Em vários países do continente americano que passaram por regimes de escravidão negra, houve um esquema de divisão de trabalho que considerava o tipo de cabelo e o tom de pele dos africanos critérios determinantes para cada uma das funções. Ainda na obra “Livro do Cabelo” (2012), Leusa Araújo afirma que “o sistema escravista estabeleceu divisões entre os negros levando em conta não apenas as habilidades que traziam de suas regiões de origem, mas a aparência”. Segundo a autora, escravos de pele mais clara e cabelos mais lisos eram os escolhidos para trabalhos domésticos na casa-grande, enquanto aqueles de cor mais escura e cabelos mais crespos eram destinados aos serviços braçais.

 

O tempo da escravidão parece distante, porém seus efeitos permanecem enraizados na sociedade brasileira até os dias atuais. Autores como César Sabino, doutor em sociologia e antropologia pela Universidade Federal do Rio de Janeiro, observam que os meios de comunicação, mesmo quando destacam a beleza negra, o fazem em períodos específicos. O sociólogo afirma, também, que as poucas mulheres negras que conseguem destaque possuem a pele clara e os traços faciais próximos ao padrão caucasiano. Em sua tese, intitulada “O Peso da Forma”, Sabino declara: “Ela, a mulata, está presente com mais freqüência na TV, e mídia em geral, no período do carnaval, sendo que após a onda da folia momesca, retorna para a lanterna da hierarquia estética midiática da qual as negras estão excluídas”.

 

É desse modo que o sistema de discriminação racial começou a criar nuances para que a sociedade brasileira permanecesse tendo o branco como maioria da população. Além de estratégias explícitas, como, por exemplo, o incentivo à imigração europeia no país nas primeiras décadas do século 20, os níveis de oportunidades ainda hoje são determinados pela paleta de cores que vai do bege mais claro ao marrom mais escuro. Quanto mais próximo do tom claro, mais oportunidades; quanto mais perto do tom escuro, menos chances na sociedade.

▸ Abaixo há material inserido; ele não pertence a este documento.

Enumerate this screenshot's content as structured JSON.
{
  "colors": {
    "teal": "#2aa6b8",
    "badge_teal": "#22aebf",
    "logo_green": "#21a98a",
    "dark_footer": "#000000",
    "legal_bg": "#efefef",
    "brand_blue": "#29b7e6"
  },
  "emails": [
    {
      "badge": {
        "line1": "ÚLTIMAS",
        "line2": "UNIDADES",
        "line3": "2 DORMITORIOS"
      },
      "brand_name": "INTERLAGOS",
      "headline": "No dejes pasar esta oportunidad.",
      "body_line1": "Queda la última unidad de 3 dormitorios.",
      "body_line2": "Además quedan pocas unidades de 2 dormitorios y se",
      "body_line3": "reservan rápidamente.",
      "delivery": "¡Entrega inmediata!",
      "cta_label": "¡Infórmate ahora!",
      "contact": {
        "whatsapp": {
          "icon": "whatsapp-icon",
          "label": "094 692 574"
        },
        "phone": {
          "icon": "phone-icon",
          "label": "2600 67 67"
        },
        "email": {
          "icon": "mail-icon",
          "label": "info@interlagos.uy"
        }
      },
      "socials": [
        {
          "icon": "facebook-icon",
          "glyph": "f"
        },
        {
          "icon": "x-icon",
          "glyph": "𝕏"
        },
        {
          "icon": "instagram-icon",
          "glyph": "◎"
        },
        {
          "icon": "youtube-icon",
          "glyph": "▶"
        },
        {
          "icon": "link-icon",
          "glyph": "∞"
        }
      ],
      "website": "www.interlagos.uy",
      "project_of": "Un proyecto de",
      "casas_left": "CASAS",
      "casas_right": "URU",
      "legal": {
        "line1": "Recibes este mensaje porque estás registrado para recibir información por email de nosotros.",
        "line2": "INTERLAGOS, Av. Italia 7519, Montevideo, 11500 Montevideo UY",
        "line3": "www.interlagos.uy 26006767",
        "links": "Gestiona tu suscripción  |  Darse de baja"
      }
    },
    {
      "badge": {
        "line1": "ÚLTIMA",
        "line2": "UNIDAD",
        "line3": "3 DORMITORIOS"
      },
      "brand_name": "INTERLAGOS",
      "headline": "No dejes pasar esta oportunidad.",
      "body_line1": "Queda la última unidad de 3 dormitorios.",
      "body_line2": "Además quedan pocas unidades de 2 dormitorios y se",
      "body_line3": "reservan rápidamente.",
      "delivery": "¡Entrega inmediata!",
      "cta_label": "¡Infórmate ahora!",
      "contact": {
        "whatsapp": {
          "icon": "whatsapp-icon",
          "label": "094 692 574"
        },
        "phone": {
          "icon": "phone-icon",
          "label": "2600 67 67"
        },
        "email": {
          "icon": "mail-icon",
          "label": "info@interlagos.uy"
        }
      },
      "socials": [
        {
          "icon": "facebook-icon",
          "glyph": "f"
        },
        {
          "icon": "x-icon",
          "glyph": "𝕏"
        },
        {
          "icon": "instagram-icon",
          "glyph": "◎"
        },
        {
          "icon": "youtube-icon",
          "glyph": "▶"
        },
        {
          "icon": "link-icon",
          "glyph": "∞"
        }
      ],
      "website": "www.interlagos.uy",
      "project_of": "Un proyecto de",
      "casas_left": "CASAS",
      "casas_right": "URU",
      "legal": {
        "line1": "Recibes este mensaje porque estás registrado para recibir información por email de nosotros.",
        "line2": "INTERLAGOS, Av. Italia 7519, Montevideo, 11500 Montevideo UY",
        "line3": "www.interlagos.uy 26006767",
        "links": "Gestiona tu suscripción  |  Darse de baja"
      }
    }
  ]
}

Já o “meio termo”, o “café com leite”, mais próximo da pele branca, foi classificado em uma nova categoria pelas autoridades brasileiras: ganhou o nome de “mestiço”, “pardo” ou “mulato”.

 

Antes de finalizar uma das últimas tranças feitas na cabeça da cliente, Andreia comenta que o passado recente da escravidão no Brasil é lembrado e discutido cada vez mais à medida que informações sobre a história negra são trazidas à tona. Para a trancista, a história de seus antepassados nunca deve ser esquecida: “As pessoas dizem que eu falo ‘como se tivesse sentindo a chibata no lombo’. Mas toda vez que eu falar vai ser como se a chibata tivesse ardendo nas minhas costas”.